I told her when I met her that if she would agree to be kind to my stepkids and my beginner mom I would make her life better for as long as she lives. She has kept her promise so far.

She was in her first show yesterday- did leadline trail, leadline extreme trail, leadline pattern class and leadline speed class. She was her division high point.


----------



## PunksTank (Jul 8, 2012)

She's definitely a mealy bay as for her breed hmm....
My best guesses are Haflinger cross... how big is she? She's absolutely adorable is what she is!!! I'd take her in a split second  What a love! Congrats


----------



## wingsinmoonlight (Aug 17, 2010)

She sticks at 13 hands even. The sad pony pic is the first day she arrived at our barn- my husband is holding her. She taped at 620 that day, more like 675 now. My trainer told me (after she had put on enough weight to ride) " she doesn't know anything. but she is so kind that she is good at faking like she knows what you are asking." She is a dear heart. 
I am trying to figure out a show name for her. Driving away down her then owner's driveway the night I went to meet her our car was buzzed by a great horned owl-only the second one I have ever seen. He flew so close he almost touched the windshield. I have an affinity for raptors (hawks and falcons), so i took him as a sign that we should bring her home. I want to find an owl name for her.


----------



## Tarpan (May 6, 2012)

Athena - goddess of wisdom, courage, inspiration, civilization, law and justice, just warfare, mathematics, strength, strategy, the arts, crafts, and skill. Frequently depicted with an owl. 

Minerva - another goddess frequently depicted with an owl


----------



## Lins (Nov 8, 2011)

Such a cutie. Good work with her, she looks so happy and healthy. Sounds like u got just what you needed with her.
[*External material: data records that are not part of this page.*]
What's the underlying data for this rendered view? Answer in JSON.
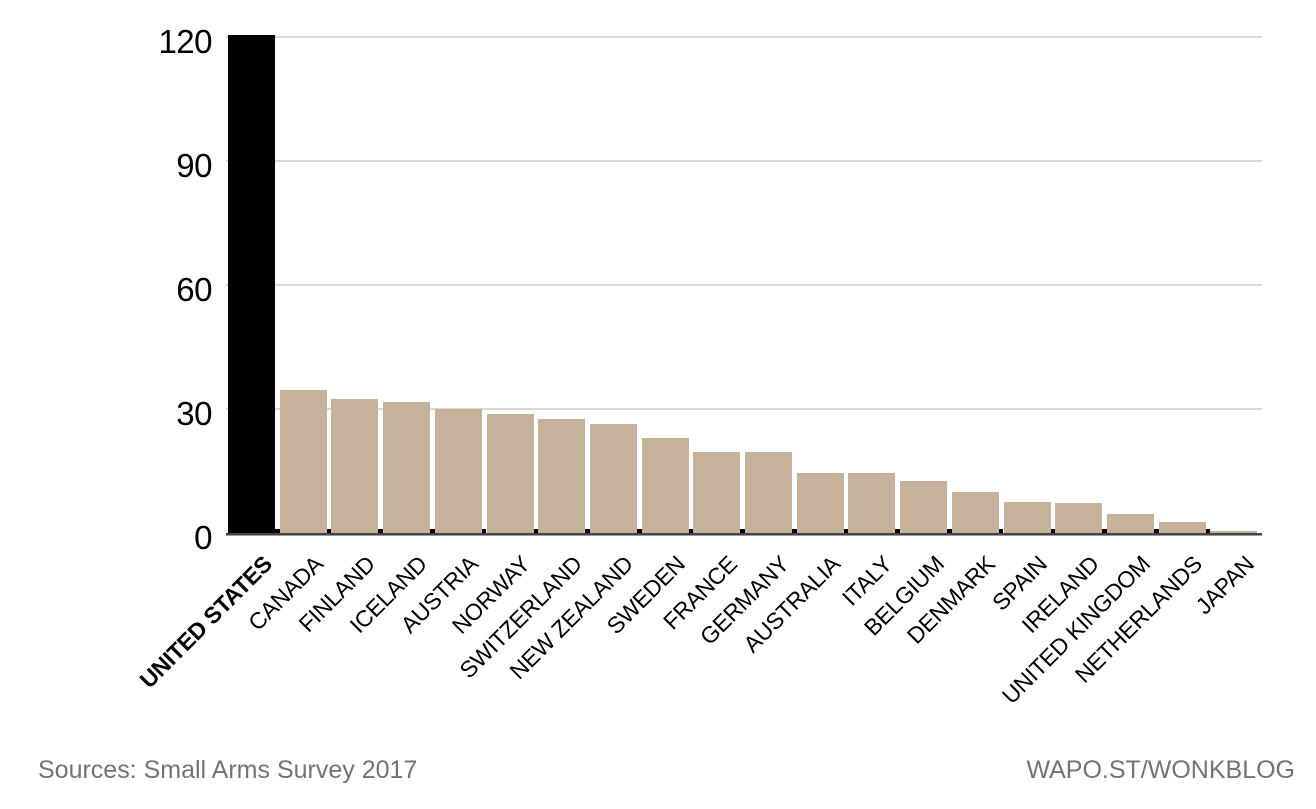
{
  "chart_data": {
    "type": "bar",
    "categories": [
      "UNITED STATES",
      "CANADA",
      "FINLAND",
      "ICELAND",
      "AUSTRIA",
      "NORWAY",
      "SWITZERLAND",
      "NEW ZEALAND",
      "SWEDEN",
      "FRANCE",
      "GERMANY",
      "AUSTRALIA",
      "ITALY",
      "BELGIUM",
      "DENMARK",
      "SPAIN",
      "IRELAND",
      "UNITED KINGDOM",
      "NETHERLANDS",
      "JAPAN"
    ],
    "values": [
      120.5,
      34.7,
      32.4,
      31.7,
      30.0,
      28.8,
      27.6,
      26.3,
      23.1,
      19.6,
      19.6,
      14.5,
      14.4,
      12.7,
      9.9,
      7.5,
      7.2,
      4.6,
      2.6,
      0.3
    ],
    "highlight_category": "UNITED STATES",
    "highlight_index": 0,
    "yticks": [
      0,
      30,
      60,
      90,
      120
    ],
    "ylim": [
      0,
      124
    ],
    "grid": true,
    "legend": "none",
    "colors": {
      "bar": "#c6b19a",
      "highlight": "#000000",
      "gridline": "#d8d8d8",
      "axis_dark": "#454545",
      "axis_light": "#9b9b9b",
      "label_text": "#000000",
      "footer_text": "#737373"
    },
    "footer": {
      "source": "Sources: Small Arms Survey 2017",
      "credit": "WAPO.ST/WONKBLOG"
    }
  }
}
She looks huge, but is only 13hands, she's like a little tank! I love big stout ponies!
_Posted via Mobile Device_


----------



## QOS (Dec 8, 2008)

She sent me a message that she wants to live with Biscuit and Sarge!!! 

She is just gorgeous. It is a shame they let such a beauty get in that shape and so glad you saved her.


----------



## Chiilaa (Aug 12, 2010)

Bay with pangare is what she is. A beautiful example of it too


----------



## verona1016 (Jul 3, 2011)

Is pangare causing the frosting on the tail, or is that from something else? That's the thing that was throwing me off, since I don't know enough about pangare to know if that's a related trait!


----------



## Boo Walker (Jul 25, 2012)

Bless you, bless you for all your efforts!!


----------



## Chiilaa (Aug 12, 2010)

verona1016 said:


> Is pangare causing the frosting on the tail, or is that from something else? That's the thing that was throwing me off, since I don't know enough about pangare to know if that's a related trait!


I would say so. You can see it is the colour of her paler parts, not actually white or grey.


----------



## Icelandic (Jun 1, 2010)

She is beautiful


----------



## wingsinmoonlight (Aug 17, 2010)

Thank you for all your kind words  I was confused by the tail frosting too, so it's good to have some experts weigh in. She is a keeper for sure


----------



## SunnyMeadeFarm (Sep 3, 2012)

She is defiantly _Not _a buckskin, 
I no doubt would call her a wild bay.
That is when a normal bay has legs that don't extend as high up as a classic bay, resembling the wild ponies that are bay, this also caused by 'pangare' (also called mealy) on them, which she has, the light areas on her soft spots (nose, armpits, flanks). 
This would probably be common in a thick native pony breed which she appears to be. If Icelandic's are common around there, then it is very likely she is at least part one. 
I can't really define anything else, I am not good at those breeds of pony / European types.


----------



## NdAppy (Apr 8, 2009)

She is not a wild bay in any way, shape or form. Wild bays black points do not extend above their fetlocks and this horse clearly is higher than that...


----------